Limiting postural sway within specific boundaries while standing is essential for maintaining stability and preventing falls. This has driven the development of biofeedback-based balance training protocols designed to minimize postural sway. Although visual biofeedback protocols have been shown to effectively reduce sway, this reduction is frequently associated with increased muscular effort. Consequently, it remains uncertain whether biofeedback-induced sway reduction results in optimal postural control.

This study aims to investigate whole-body stability during upright posture using biofeedback protocols by applying a set of variables characterizing the mathematical optimization process that minimizes the postural sway in terms of CoP coordinates.

Seventeen participants performed three 60-second postural tasks: (1) eyes open (EO) as a control; (2) center of pressure (CoP) biofeedback; and (3) wrist-controlled laser biofeedback. Posturographic variables were extracted to characterize the optimization process, focusing on downhill, stability, and convergence properties. The downhill property included: (1) percentage of signal duration with a strictly decreasing cost function (t, %), and (2) average maximum absolute convergence rate (|?|, mm/s). Stability was quantified by: (1) number of local minima (min_N), (2) their average values (min_L, mm), and (3) variability (min_SD, mm). Convergence was assessed by: (1) global minimum value (min_G, mm), and (2) absolute difference between global and expected minima (|?_GL|, mm). Statistical analysis used repeated measures ANOVA with Holm correction (p < 0.05) to assess condition effects.

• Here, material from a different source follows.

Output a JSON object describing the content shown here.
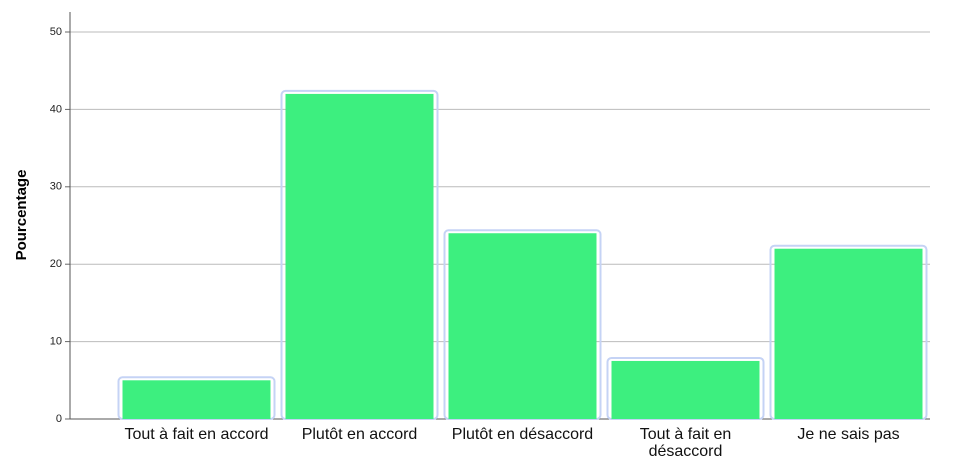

Significant main effects of condition were revealed on the following outcomes: Expected Local Minimum (min.L) (F(2, 32) = 3.320, p = 0.049; BF COP: M = 3.364, SD = 7.064; BF Laser: M = 10.761, SD = 19.650; OA: M = 0.691, SD = 1.062), Dispersion of Local Minima (min.SD) (F(2, 32) = 3.622, p = 0.038; BF COP: M = 3.185, SD = 6.777; BF Laser: M = 11.126, SD = 20.083; OA: M = 0.553, SD = 0.972), and Error (delta.GL) (F(2, 32) = 3.351, p = 0.048; BF COP: M = -3.263, SD = 6.862; BF Laser: M = -10.579, SD = 19.308; OA: M = -0.651, SD = 1.023). Post hoc comparisons showed significant differences between BF Laser and OA for dispersion (p = 0.044) and trends for Expected Local Minimum (p = 0.055) and Error (p = 0.054). No significant effects were found for other outcomes (p > 0.05).

This study shows that different biofeedback protocols affect postural control optimization differently. Wrist-controlled laser biofeedback (BF Laser) led to higher local minima, greater dispersion, and larger errors compared to center of pressure (CoP) biofeedback and the eyes-open (EO) condition, suggesting BF Laser imposes greater stability demands. In contrast, CoP biofeedback and EO demonstrated more stable and convergent control, indicating a more efficient optimization process.

These results highlight the importance of selecting biofeedback protocols that align with the goals of postural training, as not all protocols equally promote optimal postural control. Future research should explore the underlying mechanisms and long-term effects of these protocols to refine biofeedback-based balance training strategies.